On Friday Standard & Poor’s, the ratings agency, warned it may downgrade Greece’s single A sovereign rating, the lowest in the eurozone.
The cost of financing the public debt – already the second-highest in the eurozone at 94 per cent of gross domestic product – is set to reach a record 4.6 per cent of gross domestic product this year, according to budget projections.
Unlike many of its European partners, Greece is not expected to fall into recession this year. But gloom is setting in with the economy expected to expand by only 2 per cent this year, after a decade of annual growth about 4 per cent.
Tourism and shipping, the pillars of the Greek economy, both look shaky. Tourist numbers are set to shrink by 5-10 per cent this year, led by a sharp fall in US bookings.
Shipping has been hit hard by the global slowdown, with freight rates for dry cargoes slumping more than 70 per cent at the end of last year.
Yiannis Papathanassiou, the new finance minister, has the difficult task in his first full week in the job of advancing plans to improve revenue collection and holding down spending.
A former finance under-secretary, he replaces George Alogoskoufis, who took the blame for the country’s weakening economic prospects in a cabinet reshuffle last week.

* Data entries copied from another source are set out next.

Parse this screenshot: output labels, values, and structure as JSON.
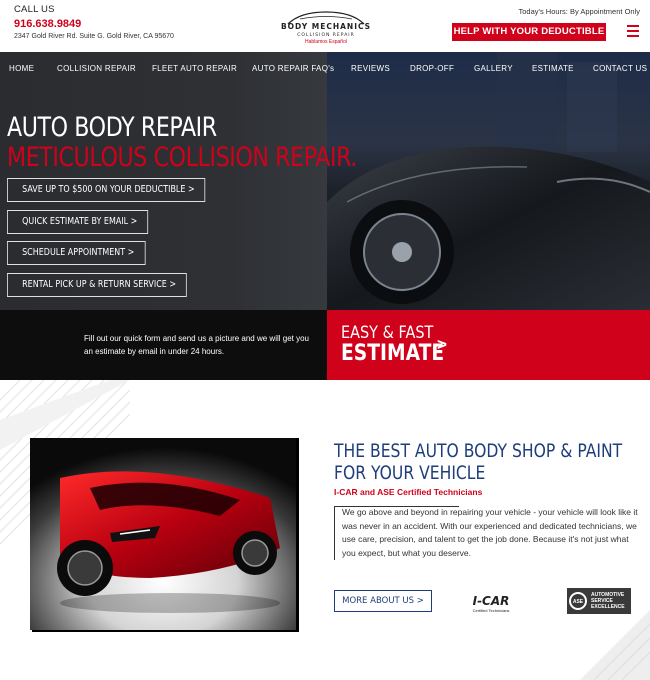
{
  "header": {
    "call_label": "CALL US",
    "phone": "916.638.9849",
    "address": "2347 Gold River Rd. Suite G. Gold River, CA 95670",
    "logo_line1": "BODY MECHANICS",
    "logo_line2": "COLLISION REPAIR",
    "logo_line3": "Hablamos Español",
    "hours": "Today's Hours: By Appointment Only",
    "help_button": "HELP WITH YOUR DEDUCTIBLE",
    "menu_icon": "hamburger-icon"
  },
  "nav": {
    "items": [
      "HOME",
      "COLLISION REPAIR",
      "FLEET AUTO REPAIR",
      "AUTO REPAIR FAQ's",
      "REVIEWS",
      "DROP-OFF",
      "GALLERY",
      "ESTIMATE",
      "CONTACT US"
    ]
  },
  "hero": {
    "title": "AUTO BODY REPAIR",
    "subtitle": "METICULOUS COLLISION REPAIR.",
    "ctas": [
      "SAVE UP TO $500 ON YOUR DEDUCTIBLE >",
      "QUICK ESTIMATE BY EMAIL >",
      "SCHEDULE APPOINTMENT >",
      "RENTAL PICK UP & RETURN SERVICE >"
    ]
  },
  "estimate_band": {
    "text": "Fill out our quick form and send us a picture and we will get you an estimate by email in under 24 hours.",
    "line1": "EASY & FAST",
    "line2": "ESTIMATE",
    "chevron": ">"
  },
  "about": {
    "heading_line1": "THE BEST AUTO BODY SHOP & PAINT",
    "heading_line2": "FOR YOUR VEHICLE",
    "certs": "I-CAR and ASE Certified Technicians",
    "description": "We go above and beyond in repairing your vehicle - your vehicle will look like it was never in an accident. With our experienced and dedicated technicians, we use care, precision, and talent to get the job done. Because it's not just what you expect, but what you deserve.",
    "more_button": "MORE ABOUT US >",
    "icar_logo": "I-CAR",
    "icar_sub": "Certified Technicians",
    "ase_lines": [
      "AUTOMOTIVE",
      "SERVICE",
      "EXCELLENCE"
    ],
    "ase_badge": "ASE"
  },
  "colors": {
    "brand_red": "#d0021b",
    "navy": "#1e3d7a",
    "band_black": "#0d0d0d"
  }
}
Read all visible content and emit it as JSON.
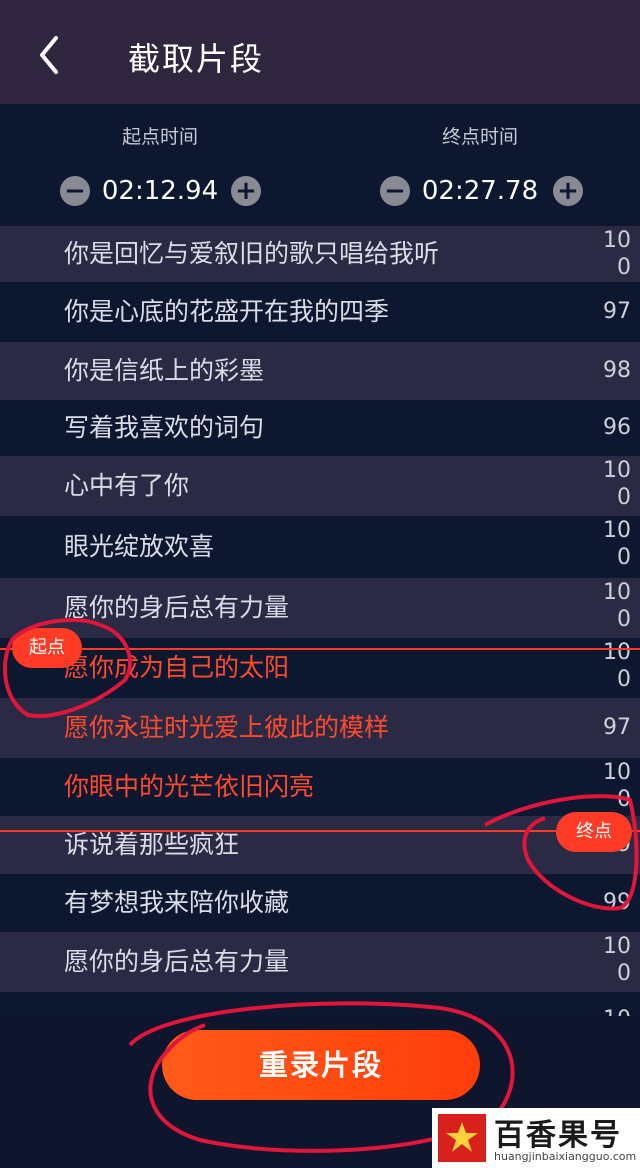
{
  "header": {
    "title": "截取片段",
    "back_icon": "chevron-left-icon"
  },
  "start": {
    "label": "起点时间",
    "value": "02:12.94"
  },
  "end": {
    "label": "终点时间",
    "value": "02:27.78"
  },
  "lyrics": [
    {
      "text": "你是回忆与爱叙旧的歌只唱给我听",
      "score": "100",
      "selected": false
    },
    {
      "text": "你是心底的花盛开在我的四季",
      "score": "97",
      "selected": false
    },
    {
      "text": "你是信纸上的彩墨",
      "score": "98",
      "selected": false
    },
    {
      "text": "写着我喜欢的词句",
      "score": "96",
      "selected": false
    },
    {
      "text": "心中有了你",
      "score": "100",
      "selected": false
    },
    {
      "text": "眼光绽放欢喜",
      "score": "100",
      "selected": false
    },
    {
      "text": "愿你的身后总有力量",
      "score": "100",
      "selected": false
    },
    {
      "text": "愿你成为自己的太阳",
      "score": "100",
      "selected": true
    },
    {
      "text": "愿你永驻时光爱上彼此的模样",
      "score": "97",
      "selected": true
    },
    {
      "text": "你眼中的光芒依旧闪亮",
      "score": "100",
      "selected": true
    },
    {
      "text": "诉说着那些疯狂",
      "score": "99",
      "selected": false
    },
    {
      "text": "有梦想我来陪你收藏",
      "score": "99",
      "selected": false
    },
    {
      "text": "愿你的身后总有力量",
      "score": "100",
      "selected": false
    },
    {
      "text": "",
      "score": "10",
      "selected": false
    }
  ],
  "markers": {
    "start_label": "起点",
    "end_label": "终点",
    "color": "#ff3b26"
  },
  "record_button": {
    "label": "重录片段"
  },
  "watermark": {
    "title": "百香果号",
    "domain": "huangjinbaixiangguo.com"
  }
}
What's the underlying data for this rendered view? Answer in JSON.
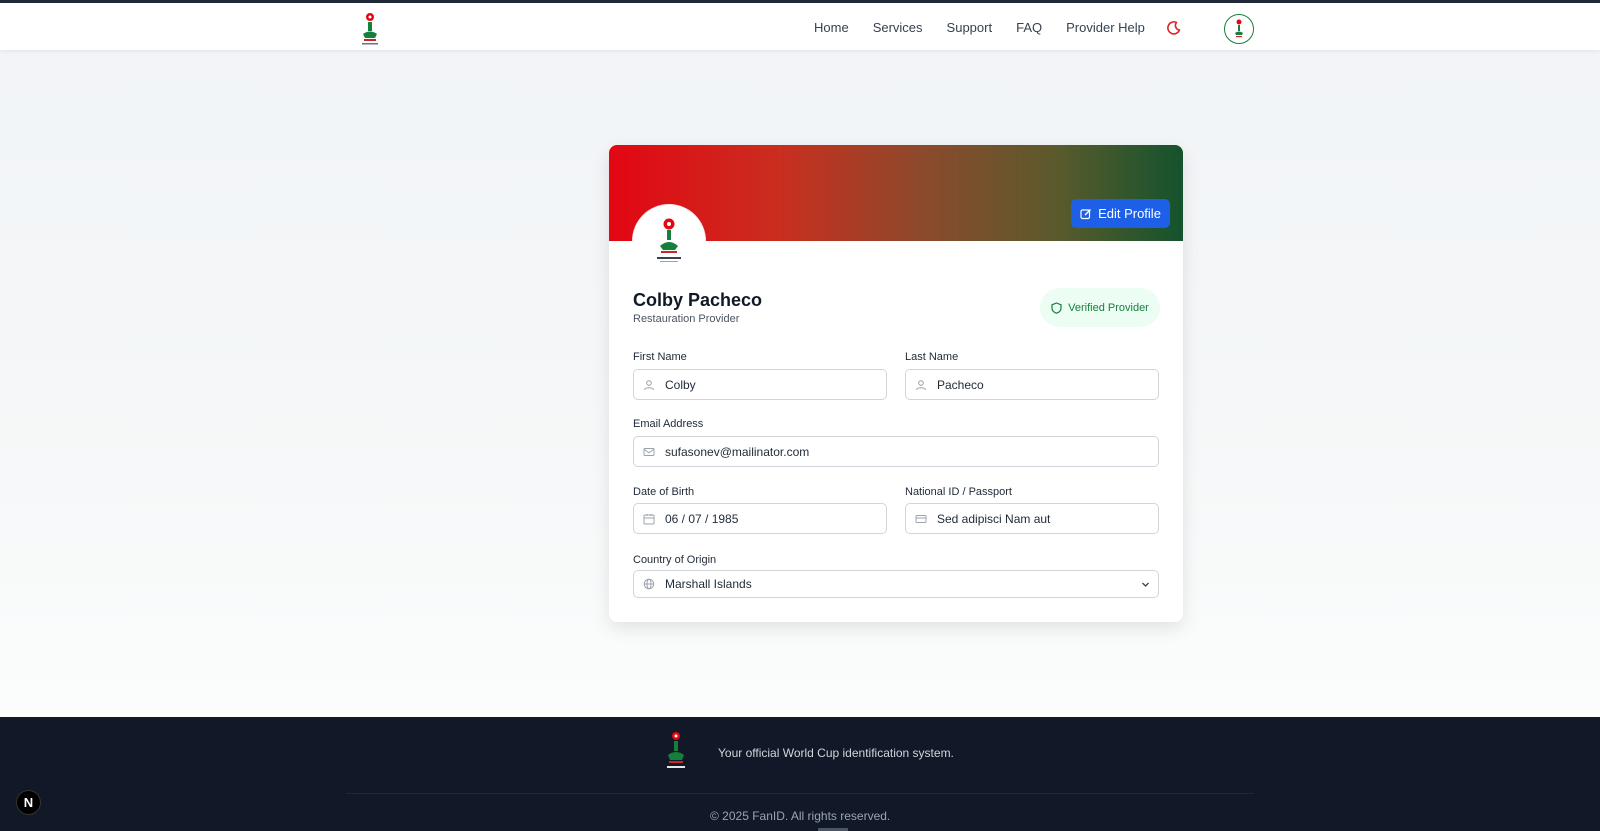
{
  "nav": {
    "items": [
      "Home",
      "Services",
      "Support",
      "FAQ",
      "Provider Help"
    ]
  },
  "icons": {
    "brand": "mascot-logo-icon",
    "theme": "moon-icon",
    "avatar": "user-avatar-icon",
    "edit": "edit-icon",
    "shield": "shield-icon",
    "user": "user-icon",
    "mail": "mail-icon",
    "calendar": "calendar-icon",
    "id": "id-card-icon",
    "globe": "globe-icon",
    "chevron": "chevron-down-icon"
  },
  "colors": {
    "primary_button": "#1d5fe6",
    "verified_text": "#15803d",
    "banner_start": "#e30613",
    "banner_end": "#14532d",
    "footer_bg": "#111827",
    "moon": "#dc2626"
  },
  "profile": {
    "edit_label": "Edit Profile",
    "name": "Colby Pacheco",
    "role": "Restauration Provider",
    "badge": "Verified Provider"
  },
  "form": {
    "first_name": {
      "label": "First Name",
      "value": "Colby"
    },
    "last_name": {
      "label": "Last Name",
      "value": "Pacheco"
    },
    "email": {
      "label": "Email Address",
      "value": "sufasonev@mailinator.com"
    },
    "dob": {
      "label": "Date of Birth",
      "value": "06 / 07 / 1985"
    },
    "national_id": {
      "label": "National ID / Passport",
      "value": "Sed adipisci Nam aut"
    },
    "country": {
      "label": "Country of Origin",
      "value": "Marshall Islands"
    }
  },
  "footer": {
    "tagline": "Your official World Cup identification system.",
    "copyright": "© 2025 FanID. All rights reserved."
  },
  "dev_badge": "N"
}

Spreads on Greek 10-year bonds over German bunds widened to 230 basis points after Friday’s downgrade warning, approaching levels reached during last month’s rioting in Athens.
The debt management agency hopes to use the auction tomorrow to attract buyers by offering T-bills with maturities of up to 12 months and a higher coupon, rather than its usual issues of medium and long-term bonds.
The 2008 budget deficit is already set to exceed 3.5 per cent of gross domestic product – well above the limit for eurozone members – against a target of 2.7 per cent, following a second-half collapse in tax revenues.
Analysts said this year’s target of increasing revenues by 10 per cent, equivalent to two percentage points of GDP, looks increasingly hard to achieve.
«The fiscal situation is going to be difficult. In times of crisis, tax evasion is seen as a tool for survival,» said Michael Masourakis, chief economist at Alpha Bank.